Approximate size to download 1.6 GB
[OK!]
ner_posology_greedy download started this may take some time.
[OK!]
rxnorm_mapper download started this may take some time.
[OK!]
sbiobert_base_cased_mli download started this may take some time.
Approximate size to download 384.3 MB
[OK!]
sbiobertresolve_rxnorm_augmented download started this may take some time.
[OK!]


In [None]:
samples = [['The patient was given Adapin 10 MG, coumadn 5 mg'],
           ['The patient was given Avandia 4 mg, Tegretol, zitiga'] ]

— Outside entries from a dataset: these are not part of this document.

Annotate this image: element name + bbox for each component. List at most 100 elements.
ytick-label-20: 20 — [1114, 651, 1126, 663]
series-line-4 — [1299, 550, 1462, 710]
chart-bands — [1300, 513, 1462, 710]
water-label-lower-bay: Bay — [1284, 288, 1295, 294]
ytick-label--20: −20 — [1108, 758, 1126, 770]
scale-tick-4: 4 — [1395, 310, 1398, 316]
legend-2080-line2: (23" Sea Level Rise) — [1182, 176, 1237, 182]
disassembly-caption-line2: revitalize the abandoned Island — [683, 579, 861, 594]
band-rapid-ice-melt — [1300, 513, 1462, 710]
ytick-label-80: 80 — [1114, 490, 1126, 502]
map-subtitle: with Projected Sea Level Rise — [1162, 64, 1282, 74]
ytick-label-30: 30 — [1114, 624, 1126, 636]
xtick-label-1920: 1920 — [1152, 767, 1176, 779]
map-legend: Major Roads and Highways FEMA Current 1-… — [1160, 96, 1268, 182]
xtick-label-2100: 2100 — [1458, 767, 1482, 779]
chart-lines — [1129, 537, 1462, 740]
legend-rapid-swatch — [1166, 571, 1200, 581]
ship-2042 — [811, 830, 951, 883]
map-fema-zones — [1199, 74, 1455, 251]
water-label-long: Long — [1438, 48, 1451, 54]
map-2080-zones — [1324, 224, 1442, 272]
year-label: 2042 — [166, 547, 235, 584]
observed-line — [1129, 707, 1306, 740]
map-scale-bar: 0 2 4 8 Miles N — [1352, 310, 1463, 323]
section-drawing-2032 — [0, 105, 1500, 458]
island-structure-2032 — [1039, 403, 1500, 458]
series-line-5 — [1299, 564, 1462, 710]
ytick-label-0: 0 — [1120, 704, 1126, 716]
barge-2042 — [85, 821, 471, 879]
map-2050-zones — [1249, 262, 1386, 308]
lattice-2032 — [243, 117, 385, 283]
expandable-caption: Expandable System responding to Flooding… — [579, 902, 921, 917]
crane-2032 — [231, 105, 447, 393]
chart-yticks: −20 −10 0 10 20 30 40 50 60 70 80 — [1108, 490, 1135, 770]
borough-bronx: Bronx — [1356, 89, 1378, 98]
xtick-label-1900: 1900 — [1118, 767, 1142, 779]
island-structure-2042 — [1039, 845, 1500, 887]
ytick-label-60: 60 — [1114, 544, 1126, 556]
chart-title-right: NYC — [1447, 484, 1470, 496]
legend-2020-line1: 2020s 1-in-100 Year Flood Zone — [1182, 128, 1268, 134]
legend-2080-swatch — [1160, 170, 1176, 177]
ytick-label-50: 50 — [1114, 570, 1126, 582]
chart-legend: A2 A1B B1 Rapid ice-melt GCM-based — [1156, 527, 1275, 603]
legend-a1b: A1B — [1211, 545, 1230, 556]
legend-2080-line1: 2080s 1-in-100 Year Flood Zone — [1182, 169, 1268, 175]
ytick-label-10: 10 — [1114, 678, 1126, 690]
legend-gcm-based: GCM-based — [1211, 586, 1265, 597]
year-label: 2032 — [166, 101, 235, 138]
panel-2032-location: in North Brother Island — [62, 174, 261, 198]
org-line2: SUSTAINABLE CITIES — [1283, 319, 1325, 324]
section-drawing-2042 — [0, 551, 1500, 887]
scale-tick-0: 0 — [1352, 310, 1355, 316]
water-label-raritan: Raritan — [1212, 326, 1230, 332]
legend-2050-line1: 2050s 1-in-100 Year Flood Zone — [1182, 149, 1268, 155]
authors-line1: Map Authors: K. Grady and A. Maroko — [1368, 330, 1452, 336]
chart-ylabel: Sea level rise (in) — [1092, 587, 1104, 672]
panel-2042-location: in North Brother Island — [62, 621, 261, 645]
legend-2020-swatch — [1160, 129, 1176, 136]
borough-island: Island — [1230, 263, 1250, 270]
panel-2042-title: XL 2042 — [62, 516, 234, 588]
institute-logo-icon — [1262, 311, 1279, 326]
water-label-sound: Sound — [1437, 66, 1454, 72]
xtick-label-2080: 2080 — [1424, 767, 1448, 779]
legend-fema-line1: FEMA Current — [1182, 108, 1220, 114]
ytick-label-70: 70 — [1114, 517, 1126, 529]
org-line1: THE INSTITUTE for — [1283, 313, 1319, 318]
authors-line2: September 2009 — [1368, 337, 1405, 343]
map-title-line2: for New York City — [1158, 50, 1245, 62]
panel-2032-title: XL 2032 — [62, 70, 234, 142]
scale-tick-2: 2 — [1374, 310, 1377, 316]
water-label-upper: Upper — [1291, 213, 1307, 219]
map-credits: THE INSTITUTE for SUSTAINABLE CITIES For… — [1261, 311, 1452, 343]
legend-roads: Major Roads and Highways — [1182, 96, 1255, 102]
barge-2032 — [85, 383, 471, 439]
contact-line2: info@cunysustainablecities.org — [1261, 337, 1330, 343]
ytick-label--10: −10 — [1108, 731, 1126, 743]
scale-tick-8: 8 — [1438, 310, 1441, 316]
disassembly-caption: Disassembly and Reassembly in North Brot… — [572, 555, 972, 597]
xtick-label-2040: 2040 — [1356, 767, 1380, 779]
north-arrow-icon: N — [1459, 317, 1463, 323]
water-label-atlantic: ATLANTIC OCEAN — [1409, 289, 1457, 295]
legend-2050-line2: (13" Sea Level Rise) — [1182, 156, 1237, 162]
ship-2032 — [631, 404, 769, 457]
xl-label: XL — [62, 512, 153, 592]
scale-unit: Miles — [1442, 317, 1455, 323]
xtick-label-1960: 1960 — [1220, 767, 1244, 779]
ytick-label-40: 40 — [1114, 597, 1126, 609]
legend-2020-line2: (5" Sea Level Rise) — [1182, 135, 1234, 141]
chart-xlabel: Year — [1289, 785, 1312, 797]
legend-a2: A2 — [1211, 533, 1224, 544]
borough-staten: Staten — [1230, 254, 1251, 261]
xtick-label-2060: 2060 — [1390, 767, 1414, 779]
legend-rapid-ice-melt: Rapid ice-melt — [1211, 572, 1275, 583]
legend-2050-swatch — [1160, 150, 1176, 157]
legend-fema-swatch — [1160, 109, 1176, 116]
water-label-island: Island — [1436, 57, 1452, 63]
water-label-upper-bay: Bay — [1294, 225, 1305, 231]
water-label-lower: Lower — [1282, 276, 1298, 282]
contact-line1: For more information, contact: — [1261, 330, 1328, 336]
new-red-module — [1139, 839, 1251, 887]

result = model.transform(spark.createDataFrame(samples).toDF("text"))

Checking the results

In [None]:
result.selectExpr('chunk.result as chunk', 
                  'RxNorm_Mapper.result as RxNorm_Mapper', 
                  'chunks_fail.result as chunks_fail', 
                  'resolver_code.result as resolver_code',
                  'RxNorm.result as RxNorm'
              ).show(truncate = False)

+--------------------------------+----------------------+--------------+-------------+------------------------+
|chunk                           |RxNorm_Mapper         |chunks_fail   |resolver_code|RxNorm                  |
+--------------------------------+----------------------+--------------+-------------+------------------------+
|[Adapin 10 MG, coumadn 5 mg]    |[1000049, NONE]       |[coumadn 5 mg]|[200883]     |[1000049, 200883]       |
|[Avandia 4 mg, Tegretol, zitiga]|[261242, 203029, NONE]|[zitiga]      |[220989]     |[261242, 203029, 220989]|
+--------------------------------+----------------------+--------------+-------------+------------------------+



As seen above, the chunks which are failed to map by the `ChunkMapperModel` are filtered by the `ChunkMapperFilterer` and fed to the `SentenceEntityResolver`.